7. Wie aber, wenn die Feinde des Rechtschaffenen zu den Mächtigen der Erde zählen? Auch dann braucht er sich nicht zu fürchten. Die sich verlassen auf ihr Gut. Arme Toren, die sich mit einer so armseligen, jeden Augenblick mit dem Einsturz drohenden Zuversicht begnügen! Sobald wir unseren Fels mit dem ihrigen vergleichen, sehen wir, dass es Narrheit wäre, sich vor ihnen zu fürchten. Ob sie es mit ihrem Prahlen auch noch so arg treiben, dürfen wir uns doch erlauben, darüber zu lächeln. Was tut’s, ob sie trotzen auf ihren großen Reichtum? So trotzen wir auf unseren Gott, und solange wir das tun, können uns all ihre vermessenen Drohungen nicht bange machen. Große Macht, hohe Stellung und Reichtum machen gottlose Menschen sehr erhaben in ihren eignen Augen und tyrannisch gegen andere Leute; wer aber ein Erbe des Himmels ist, lässt sich von ihrer Großtuerei nicht einschüchtern und von ihrem trotzigen Gebaren nicht zur Memme machen. Er sieht, welch geringen Wert alle irdische Habe hat und wie hilflos auch die Reichsten in der Todesstunde sind; darum ist er nicht so armselig, sich vor einem Eintagsschmetterling, einer Motte, einer Wasserblase zu fürchten.

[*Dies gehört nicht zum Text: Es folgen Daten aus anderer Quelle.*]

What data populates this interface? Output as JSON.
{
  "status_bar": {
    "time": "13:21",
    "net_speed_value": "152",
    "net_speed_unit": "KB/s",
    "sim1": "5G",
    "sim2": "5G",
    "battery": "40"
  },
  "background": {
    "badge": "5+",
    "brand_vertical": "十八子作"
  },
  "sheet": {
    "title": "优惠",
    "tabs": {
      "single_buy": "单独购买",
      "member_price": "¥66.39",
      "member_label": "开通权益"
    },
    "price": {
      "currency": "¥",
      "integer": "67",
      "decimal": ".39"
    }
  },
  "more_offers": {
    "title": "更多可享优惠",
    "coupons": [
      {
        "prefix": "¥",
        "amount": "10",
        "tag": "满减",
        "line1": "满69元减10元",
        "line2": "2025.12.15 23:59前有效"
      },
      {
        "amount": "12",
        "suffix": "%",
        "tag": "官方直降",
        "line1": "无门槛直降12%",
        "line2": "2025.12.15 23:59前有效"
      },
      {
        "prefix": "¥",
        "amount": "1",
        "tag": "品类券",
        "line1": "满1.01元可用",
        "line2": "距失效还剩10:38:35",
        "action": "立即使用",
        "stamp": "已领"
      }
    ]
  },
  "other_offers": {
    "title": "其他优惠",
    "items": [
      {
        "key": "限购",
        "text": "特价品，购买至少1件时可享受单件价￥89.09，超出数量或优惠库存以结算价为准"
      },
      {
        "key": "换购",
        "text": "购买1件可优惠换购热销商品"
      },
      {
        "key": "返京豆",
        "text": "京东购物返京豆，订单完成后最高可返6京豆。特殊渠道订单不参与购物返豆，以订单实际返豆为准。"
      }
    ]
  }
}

8. Kann doch einen Bruder niemand erlösen. Nicht einmal seinen eignen Bruder kann auch der Reichste vom Tode erretten; und wenn alle Millionäre der Welt ihre Schätze zusammenlegten, könnten sie doch nicht einen ihrer Brüder und Freunde dem eisigkalten Griff des Todes entreißen. Die großen Hansen prahlen, was sie uns antun wollen; mögen sie zu sich selber sehen! Lasst sie doch ihr Gold auf der Waagschale des Todes wägen und zusehen, wieviel sie damit dem Grabe und den Würmern abkaufen können! In dieser Beziehung stehen die Armen den Reichen gleich; mögen sie ihren Freund noch so herzlich lieben, sie können ihn doch nicht Gotte versöhnen, d. h. Gott das Lösegeld für ihn darlegen. (Wörtl.) Selbst ein fürstliches Lösegeld würde nichts vermögen, ein Monte Rosa von Rubinen, ein Amerika voll Silbers, eine Welt voll Goldes, eine Sonne von lauter Diamanten, alles würde mit Verachtung abgewiesen werden. O ihr Prahler, denkt doch nicht, dass ihr uns mit eurem wertlosen Geld und Gut einen Schrecken einjagen könnt! Geht und schüchtert erst den Tod ein, ehe ihr solche bedroht, die Unsterblichkeit und ewiges Leben in sich haben.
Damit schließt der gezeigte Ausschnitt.